There is a neon sign on one of the hotel’s walls which says “Hier und Jetzt..” I used to look out of my apartment window at it and think, yes, I’m truly in the here and now, I’ve been given the invaluable gift of time, and a beautiful sheltering space in which to use that time for my writing. I was determined to live up to what the Berlin Writing Prize and the Circus Hotel residency were offering me, and the “Hier und Jetzt” of it actually surprised me by nudging me towards an old novel I’d written twenty years back, a novel that needed to be filleted and re-written. That is the task I began in that wonderful apartment in The Circus.

Of course The Circus being in such a vibrant part of Berlin as Mitte, proved a terrific distraction when I needed to walk and clear my head. The hotel’s own “Behind the Curtain” events, introduced me quickly to so much of the city, but my favorite event was their after-hours, private night-time tour of the Natural History Museum, a magical experience and one that still lives in my imagination.

 

What kind of year have you had since the residency?

It is just over a year now since I finished the residency and I’ve spent that year continuing the work I began in The Circus, re-writing and editing the entire novel. I’ve also written a short story set in Berlin. This is the first time in a long time that I’ve done such a sustained bout of writing, and it is thanks to the discipline I achieved on the residency.
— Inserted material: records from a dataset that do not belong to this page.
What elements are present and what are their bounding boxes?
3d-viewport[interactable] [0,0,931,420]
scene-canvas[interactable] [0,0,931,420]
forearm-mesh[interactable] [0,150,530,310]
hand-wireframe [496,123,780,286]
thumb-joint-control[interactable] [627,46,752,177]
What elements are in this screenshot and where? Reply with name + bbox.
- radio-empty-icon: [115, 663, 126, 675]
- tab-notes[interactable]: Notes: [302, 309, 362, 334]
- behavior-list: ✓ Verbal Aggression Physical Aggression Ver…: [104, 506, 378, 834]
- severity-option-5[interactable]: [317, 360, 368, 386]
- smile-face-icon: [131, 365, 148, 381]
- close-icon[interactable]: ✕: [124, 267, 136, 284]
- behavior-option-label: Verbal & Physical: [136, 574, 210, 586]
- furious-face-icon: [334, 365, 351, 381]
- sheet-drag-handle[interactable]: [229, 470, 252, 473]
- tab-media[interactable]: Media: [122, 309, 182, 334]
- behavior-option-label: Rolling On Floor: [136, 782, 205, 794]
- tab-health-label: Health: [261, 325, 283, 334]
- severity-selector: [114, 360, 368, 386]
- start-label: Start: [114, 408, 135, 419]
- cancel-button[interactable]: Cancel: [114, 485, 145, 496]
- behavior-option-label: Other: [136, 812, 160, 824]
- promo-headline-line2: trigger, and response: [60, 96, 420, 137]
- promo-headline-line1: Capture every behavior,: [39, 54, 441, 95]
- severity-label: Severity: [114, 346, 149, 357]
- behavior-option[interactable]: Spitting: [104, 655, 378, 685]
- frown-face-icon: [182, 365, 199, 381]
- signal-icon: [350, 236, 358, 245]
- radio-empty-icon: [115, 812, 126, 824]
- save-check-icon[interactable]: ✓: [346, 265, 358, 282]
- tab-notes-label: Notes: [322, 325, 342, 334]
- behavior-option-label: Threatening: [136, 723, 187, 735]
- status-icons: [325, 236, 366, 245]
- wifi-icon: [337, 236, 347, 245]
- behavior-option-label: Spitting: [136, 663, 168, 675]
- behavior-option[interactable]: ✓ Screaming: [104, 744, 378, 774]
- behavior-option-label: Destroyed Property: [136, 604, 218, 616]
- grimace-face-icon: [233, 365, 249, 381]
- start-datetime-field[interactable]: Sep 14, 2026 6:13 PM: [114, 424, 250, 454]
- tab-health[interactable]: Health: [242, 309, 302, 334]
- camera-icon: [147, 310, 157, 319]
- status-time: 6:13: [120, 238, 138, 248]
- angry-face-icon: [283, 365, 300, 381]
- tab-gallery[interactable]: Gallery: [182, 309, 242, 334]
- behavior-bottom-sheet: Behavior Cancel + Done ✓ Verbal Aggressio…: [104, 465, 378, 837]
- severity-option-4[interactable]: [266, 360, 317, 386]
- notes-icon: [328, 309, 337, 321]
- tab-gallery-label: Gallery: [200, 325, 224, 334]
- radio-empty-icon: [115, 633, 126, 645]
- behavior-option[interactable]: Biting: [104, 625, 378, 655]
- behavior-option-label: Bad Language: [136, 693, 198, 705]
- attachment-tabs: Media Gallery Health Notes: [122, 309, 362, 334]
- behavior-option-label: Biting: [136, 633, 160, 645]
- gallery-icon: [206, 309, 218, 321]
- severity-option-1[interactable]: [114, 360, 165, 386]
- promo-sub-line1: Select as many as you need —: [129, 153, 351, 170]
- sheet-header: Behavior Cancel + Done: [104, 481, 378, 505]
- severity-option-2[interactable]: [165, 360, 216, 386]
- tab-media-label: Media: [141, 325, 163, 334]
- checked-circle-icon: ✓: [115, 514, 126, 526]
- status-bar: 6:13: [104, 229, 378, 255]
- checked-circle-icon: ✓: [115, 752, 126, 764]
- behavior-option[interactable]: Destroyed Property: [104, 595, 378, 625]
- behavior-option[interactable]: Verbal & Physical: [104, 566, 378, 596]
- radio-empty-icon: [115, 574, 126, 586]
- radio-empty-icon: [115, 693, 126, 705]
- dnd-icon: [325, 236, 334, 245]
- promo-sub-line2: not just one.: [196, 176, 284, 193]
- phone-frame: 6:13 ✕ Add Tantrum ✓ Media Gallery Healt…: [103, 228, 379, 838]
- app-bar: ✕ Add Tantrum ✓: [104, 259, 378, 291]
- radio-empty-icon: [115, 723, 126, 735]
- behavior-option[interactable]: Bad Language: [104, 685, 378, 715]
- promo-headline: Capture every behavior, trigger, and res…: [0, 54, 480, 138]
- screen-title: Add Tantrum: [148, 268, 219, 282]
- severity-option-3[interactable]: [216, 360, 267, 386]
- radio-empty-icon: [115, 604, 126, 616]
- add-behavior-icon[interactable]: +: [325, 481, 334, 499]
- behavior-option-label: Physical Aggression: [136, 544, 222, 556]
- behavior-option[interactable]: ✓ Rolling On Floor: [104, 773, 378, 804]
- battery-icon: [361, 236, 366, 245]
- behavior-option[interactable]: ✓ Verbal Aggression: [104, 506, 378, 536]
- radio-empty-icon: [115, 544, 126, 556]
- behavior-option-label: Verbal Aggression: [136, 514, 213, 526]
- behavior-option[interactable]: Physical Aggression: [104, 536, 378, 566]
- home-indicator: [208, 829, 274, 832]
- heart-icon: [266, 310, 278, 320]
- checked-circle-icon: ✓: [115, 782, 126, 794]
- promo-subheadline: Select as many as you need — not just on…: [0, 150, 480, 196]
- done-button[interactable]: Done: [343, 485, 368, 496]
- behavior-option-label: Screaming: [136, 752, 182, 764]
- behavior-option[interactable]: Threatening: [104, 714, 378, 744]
I gave up entering competitions while I worked on the novel, though I did win an arts award for facilitating creative writing workshops and editing a booklet of writings by an intercultural group with members from countries such as Syria, Kurdistan and Nigeria, a hugely humbling and rewarding experience.

I’ve begun the task of sending the novel out to agents and publishers. While I’ve had no luck yet, the quality of my rejections has improved radically, so I live in hope! And I bear in mind Samuel Beckett’s words: “Ever tried. Ever failed. No matter. Try again. Fail again. Fail better.”

 

Do you have any advice for the winner of the 2019 Berlin Writing Prize?

I wish the winner of the 2019 Berlin Writing Prize every writing success possible, and a productive residency at The Circus. And I hope she/he manages to strike a good balance between the wonderful distractions of Berlin and the wonder of the work in hand. Congratulations and happy writing!